How CBD Topicals Work
Within ten minutes of application, CBD topicals should offer relief effects. The relief offered depicts that it takes a very short time to ascertain the helpfulness of your product. Being consistent in applying it gives you better results. Expected side effects include excess fatigue, diarrhea, and mild nausea.
How Safe is it to use CBD Topicals?
Like any other soothing cream, CBD topicals work the same. One uses them by simply massaging the product infused with CBD on the affected area, and within a short period, one is likely to experience the effects. Since CBD topicals are available in various formats, each client is at liberty to choose the format they prefer, depending on their medical provider’s prescribes to them.
What is Contained in the CBD Topical?
Cannabis topicals are available in three major types. CBD isolate, which has no cannabinoids other than cannabidiol, broad-spectrum topicals which have a mixture of terpenes and cannabinoids with zero THC, and full-spectrum topicals which have a variety of terpenes and cannabinoids. Note that several topicals feature here. Most topicals are in the form of herbs and vitamins that add therapeutical benefits. It is wise to go through the topical’s label you wish to purchase to know the exact ingredients of the product. It is an added advantage if you also check the lab reports of the product to ascertain the particular profile of the cannabinoid and terpene content.
Will Applying THC Lotion Make You High?
It is wrong to conclude that THC will make you high. We have no exact findings that lotions produce psychoactive effects by applying them normally. Therefore, people can find relief from applying the lotion without getting high. Many people have used CBD lotion to deal with issues such as sores that come up due to working out and arthritis. They have all acquired positive change without complaining of getting high or any other unpleasant effect. In other words, one can utilize cannabis topicals and comfortably carry out their work.
Do CBD Topicals Show Up in a Drug Test?
The chances are high that CBD topicals will never make you fail a drug test since CBD has no psychoactive effects. It is nearly impossible for a person to fail a drug test even after using a THC topical. Cannabinoids bind with fatty molecules, and in most cases, they remain in the area in which you have applied them. The most recommended way to certify that topicals are spread through the body is by using them as a THC patch or transdermal.

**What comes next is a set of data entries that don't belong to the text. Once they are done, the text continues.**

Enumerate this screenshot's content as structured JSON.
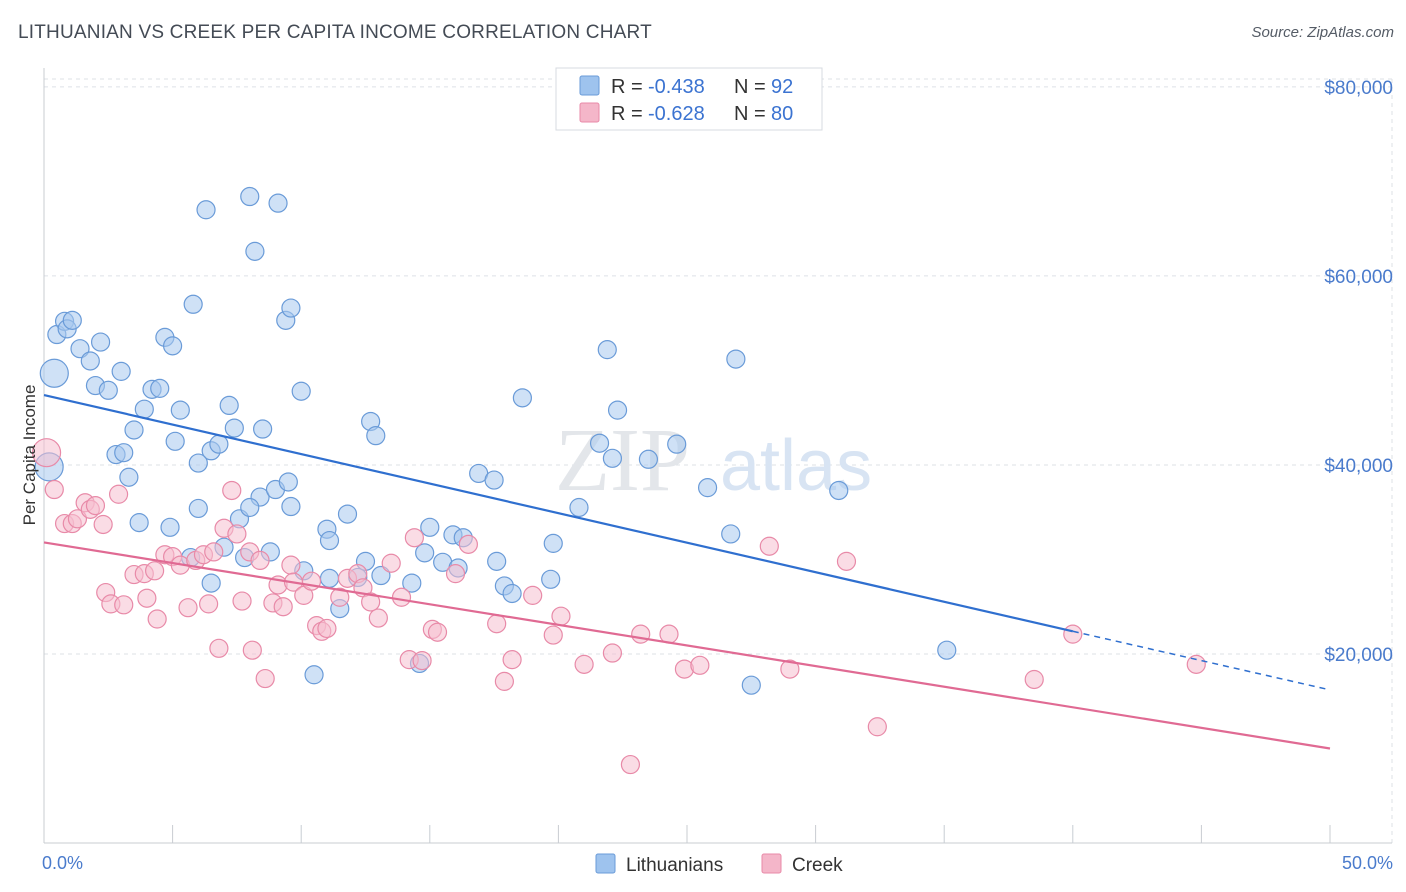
{
  "header": {
    "title": "LITHUANIAN VS CREEK PER CAPITA INCOME CORRELATION CHART",
    "source": "Source: ZipAtlas.com"
  },
  "watermark": {
    "zip": "ZIP",
    "atlas": "atlas"
  },
  "legend": {
    "r_label": "R =",
    "n_label": "N =",
    "rows": [
      {
        "r": "-0.438",
        "n": "92",
        "color": "#9ec3ee"
      },
      {
        "r": "-0.628",
        "n": "80",
        "color": "#f4b6c9"
      }
    ]
  },
  "bottom_legend": [
    {
      "label": "Lithuanians",
      "color": "#9ec3ee"
    },
    {
      "label": "Creek",
      "color": "#f4b6c9"
    }
  ],
  "colors": {
    "lith_fill": "#a8c8ef",
    "lith_stroke": "#6a9bd8",
    "lith_line": "#2f6fcf",
    "creek_fill": "#f6bfd0",
    "creek_stroke": "#e88aa8",
    "creek_line": "#e06a93",
    "grid": "#dde1e6"
  },
  "chart_data": {
    "type": "scatter",
    "title": "LITHUANIAN VS CREEK PER CAPITA INCOME CORRELATION CHART",
    "xlabel": "",
    "ylabel": "Per Capita Income",
    "xlim": [
      0,
      50
    ],
    "ylim": [
      0,
      82000
    ],
    "x_tick_labels": [
      "0.0%",
      "50.0%"
    ],
    "y_ticks": [
      20000,
      40000,
      60000,
      80000
    ],
    "y_tick_labels": [
      "$20,000",
      "$40,000",
      "$60,000",
      "$80,000"
    ],
    "grid": true,
    "legend_position": "top-center",
    "series": [
      {
        "name": "Lithuanians",
        "r": -0.438,
        "n": 92,
        "trend": {
          "x0": 0,
          "y0": 47400,
          "x1": 40,
          "y1": 22400,
          "dash_to_x": 50,
          "dash_to_y": 16200
        },
        "points": [
          [
            0.5,
            53800
          ],
          [
            0.8,
            55200
          ],
          [
            0.9,
            54400
          ],
          [
            1.1,
            55300
          ],
          [
            0.4,
            49700
          ],
          [
            0.2,
            39800
          ],
          [
            1.4,
            52300
          ],
          [
            1.8,
            51000
          ],
          [
            2.2,
            53000
          ],
          [
            2.0,
            48400
          ],
          [
            2.5,
            47900
          ],
          [
            3.0,
            49900
          ],
          [
            2.8,
            41100
          ],
          [
            3.1,
            41300
          ],
          [
            3.5,
            43700
          ],
          [
            3.9,
            45900
          ],
          [
            4.2,
            48000
          ],
          [
            4.5,
            48100
          ],
          [
            4.7,
            53500
          ],
          [
            5.0,
            52600
          ],
          [
            5.3,
            45800
          ],
          [
            5.8,
            57000
          ],
          [
            6.0,
            35400
          ],
          [
            6.3,
            67000
          ],
          [
            6.5,
            41500
          ],
          [
            6.8,
            42200
          ],
          [
            7.2,
            46300
          ],
          [
            7.4,
            43900
          ],
          [
            8.0,
            68400
          ],
          [
            8.2,
            62600
          ],
          [
            8.5,
            43800
          ],
          [
            9.1,
            67700
          ],
          [
            9.4,
            55300
          ],
          [
            9.6,
            56600
          ],
          [
            10.0,
            47800
          ],
          [
            3.7,
            33900
          ],
          [
            4.9,
            33400
          ],
          [
            5.1,
            42500
          ],
          [
            5.7,
            30200
          ],
          [
            6.5,
            27500
          ],
          [
            7.0,
            31300
          ],
          [
            7.6,
            34300
          ],
          [
            7.8,
            30200
          ],
          [
            8.4,
            36600
          ],
          [
            8.8,
            30800
          ],
          [
            9.0,
            37400
          ],
          [
            9.6,
            35600
          ],
          [
            10.1,
            28800
          ],
          [
            11.1,
            28000
          ],
          [
            11.0,
            33200
          ],
          [
            11.1,
            32000
          ],
          [
            11.8,
            34800
          ],
          [
            12.2,
            28100
          ],
          [
            12.5,
            29800
          ],
          [
            12.7,
            44600
          ],
          [
            12.9,
            43100
          ],
          [
            13.1,
            28300
          ],
          [
            14.3,
            27500
          ],
          [
            14.6,
            19000
          ],
          [
            14.8,
            30700
          ],
          [
            15.5,
            29700
          ],
          [
            15.9,
            32600
          ],
          [
            16.1,
            29100
          ],
          [
            16.3,
            32300
          ],
          [
            16.9,
            39100
          ],
          [
            17.5,
            38400
          ],
          [
            17.6,
            29800
          ],
          [
            17.9,
            27200
          ],
          [
            18.2,
            26400
          ],
          [
            18.6,
            47100
          ],
          [
            19.7,
            27900
          ],
          [
            19.8,
            31700
          ],
          [
            20.8,
            35500
          ],
          [
            21.6,
            42300
          ],
          [
            21.9,
            52200
          ],
          [
            22.1,
            40700
          ],
          [
            22.3,
            45800
          ],
          [
            23.5,
            40600
          ],
          [
            24.6,
            42200
          ],
          [
            25.8,
            37600
          ],
          [
            26.7,
            32700
          ],
          [
            26.9,
            51200
          ],
          [
            27.5,
            16700
          ],
          [
            30.9,
            37300
          ],
          [
            35.1,
            20400
          ],
          [
            10.5,
            17800
          ],
          [
            11.5,
            24800
          ],
          [
            8.0,
            35500
          ],
          [
            6.0,
            40200
          ],
          [
            3.3,
            38700
          ],
          [
            9.5,
            38200
          ],
          [
            15.0,
            33400
          ]
        ]
      },
      {
        "name": "Creek",
        "r": -0.628,
        "n": 80,
        "trend": {
          "x0": 0,
          "y0": 31800,
          "x1": 50,
          "y1": 10000
        },
        "points": [
          [
            0.1,
            41300
          ],
          [
            0.4,
            37400
          ],
          [
            0.8,
            33800
          ],
          [
            1.1,
            33800
          ],
          [
            1.3,
            34300
          ],
          [
            1.6,
            36000
          ],
          [
            1.8,
            35300
          ],
          [
            2.0,
            35700
          ],
          [
            2.3,
            33700
          ],
          [
            2.4,
            26500
          ],
          [
            2.6,
            25300
          ],
          [
            2.9,
            36900
          ],
          [
            3.1,
            25200
          ],
          [
            3.5,
            28400
          ],
          [
            3.9,
            28500
          ],
          [
            4.0,
            25900
          ],
          [
            4.3,
            28800
          ],
          [
            4.4,
            23700
          ],
          [
            4.7,
            30500
          ],
          [
            5.0,
            30300
          ],
          [
            5.3,
            29400
          ],
          [
            5.6,
            24900
          ],
          [
            5.9,
            29900
          ],
          [
            6.2,
            30500
          ],
          [
            6.4,
            25300
          ],
          [
            6.6,
            30800
          ],
          [
            6.8,
            20600
          ],
          [
            7.0,
            33300
          ],
          [
            7.3,
            37300
          ],
          [
            7.5,
            32700
          ],
          [
            7.7,
            25600
          ],
          [
            8.0,
            30800
          ],
          [
            8.1,
            20400
          ],
          [
            8.4,
            29900
          ],
          [
            8.6,
            17400
          ],
          [
            8.9,
            25400
          ],
          [
            9.1,
            27300
          ],
          [
            9.3,
            25000
          ],
          [
            9.6,
            29400
          ],
          [
            9.7,
            27600
          ],
          [
            10.1,
            26200
          ],
          [
            10.4,
            27700
          ],
          [
            10.6,
            23000
          ],
          [
            10.8,
            22400
          ],
          [
            11.0,
            22700
          ],
          [
            11.5,
            26000
          ],
          [
            11.8,
            28000
          ],
          [
            12.2,
            28500
          ],
          [
            12.4,
            27000
          ],
          [
            12.7,
            25500
          ],
          [
            13.0,
            23800
          ],
          [
            13.5,
            29600
          ],
          [
            13.9,
            26000
          ],
          [
            14.2,
            19400
          ],
          [
            14.4,
            32300
          ],
          [
            14.7,
            19300
          ],
          [
            15.1,
            22600
          ],
          [
            15.3,
            22300
          ],
          [
            16.0,
            28500
          ],
          [
            16.5,
            31600
          ],
          [
            17.6,
            23200
          ],
          [
            17.9,
            17100
          ],
          [
            18.2,
            19400
          ],
          [
            19.0,
            26200
          ],
          [
            19.8,
            22000
          ],
          [
            20.1,
            24000
          ],
          [
            21.0,
            18900
          ],
          [
            22.1,
            20100
          ],
          [
            22.8,
            8300
          ],
          [
            23.2,
            22100
          ],
          [
            24.3,
            22100
          ],
          [
            24.9,
            18400
          ],
          [
            25.5,
            18800
          ],
          [
            28.2,
            31400
          ],
          [
            29.0,
            18400
          ],
          [
            31.2,
            29800
          ],
          [
            32.4,
            12300
          ],
          [
            38.5,
            17300
          ],
          [
            40.0,
            22100
          ],
          [
            44.8,
            18900
          ]
        ]
      }
    ]
  }
}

There are several ways of exploiting the medical attributes of cannabis. Topicals are applied to the affected area to relieve pain or reduce inflammation. CBD topicals are safe to use. It is very rare for you to get high after using CBD topicals because CBD does not have psychoactive effects. Make a date with your doctor, who will advise you accordingly before using any CBD medications. Although topicals made from THC have a psychoactive effect, their application can rarely make you feel high. However, note that the high effects depend on one’s body.
Battista, N., Di Tommaso, M., Bari, M., & Maccarrone, M. (2012). The endocannabinoid system: an overview. Frontiers in behavioral neuroscience, 6, 9.

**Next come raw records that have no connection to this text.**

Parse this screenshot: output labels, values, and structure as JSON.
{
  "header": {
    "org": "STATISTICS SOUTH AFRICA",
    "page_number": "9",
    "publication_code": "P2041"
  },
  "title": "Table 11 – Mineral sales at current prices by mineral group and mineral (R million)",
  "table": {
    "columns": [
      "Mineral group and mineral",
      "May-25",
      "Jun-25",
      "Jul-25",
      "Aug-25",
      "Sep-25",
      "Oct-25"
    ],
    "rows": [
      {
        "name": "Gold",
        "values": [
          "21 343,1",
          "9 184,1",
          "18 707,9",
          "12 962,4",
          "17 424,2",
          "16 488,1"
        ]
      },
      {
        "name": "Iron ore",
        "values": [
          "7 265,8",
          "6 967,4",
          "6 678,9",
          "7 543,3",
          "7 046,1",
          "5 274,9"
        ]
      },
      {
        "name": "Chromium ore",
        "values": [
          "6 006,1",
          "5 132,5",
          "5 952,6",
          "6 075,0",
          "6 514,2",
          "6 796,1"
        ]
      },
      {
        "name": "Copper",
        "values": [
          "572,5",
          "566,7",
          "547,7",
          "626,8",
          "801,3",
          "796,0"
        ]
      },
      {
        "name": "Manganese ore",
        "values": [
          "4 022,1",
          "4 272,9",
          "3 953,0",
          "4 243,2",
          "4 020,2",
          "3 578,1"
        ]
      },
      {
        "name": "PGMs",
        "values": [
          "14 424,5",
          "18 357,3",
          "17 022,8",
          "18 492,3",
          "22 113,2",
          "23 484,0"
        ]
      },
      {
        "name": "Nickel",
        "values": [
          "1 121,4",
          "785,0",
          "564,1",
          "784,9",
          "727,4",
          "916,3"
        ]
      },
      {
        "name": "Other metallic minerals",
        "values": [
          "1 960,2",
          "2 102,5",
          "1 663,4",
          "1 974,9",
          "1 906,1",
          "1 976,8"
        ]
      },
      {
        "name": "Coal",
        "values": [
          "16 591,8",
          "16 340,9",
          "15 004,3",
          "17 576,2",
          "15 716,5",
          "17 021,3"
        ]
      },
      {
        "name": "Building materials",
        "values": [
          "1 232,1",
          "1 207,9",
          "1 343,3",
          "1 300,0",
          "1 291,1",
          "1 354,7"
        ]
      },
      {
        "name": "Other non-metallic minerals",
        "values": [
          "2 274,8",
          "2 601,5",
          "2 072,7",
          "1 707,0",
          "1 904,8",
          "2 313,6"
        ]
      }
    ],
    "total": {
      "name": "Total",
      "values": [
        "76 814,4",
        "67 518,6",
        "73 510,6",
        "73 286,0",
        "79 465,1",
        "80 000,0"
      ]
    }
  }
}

Bloomfield, M. A., Ashok, A. H., Volkow, N. D., & Howes, O. D. (2016). The effects of Δ9-tetrahydrocannabinol on the dopamine system. Nature, 539(7629), 369-377.
Sayin, H. U. (2019). Getting high on dopamine: Neuroscientific aspects of pleasure. SexuS J, 4, 883-906.
Schilling, J. M., Hughes, C. G., Wallace, M. S., Sexton, M., Backonja, M., & Moeller-Bertram, T. (2021). Cannabidiol as a Treatment for Chronic Pain: A Survey of Patients’ Perspectives and Attitudes. Journal of pain research, 14, 1241–1250.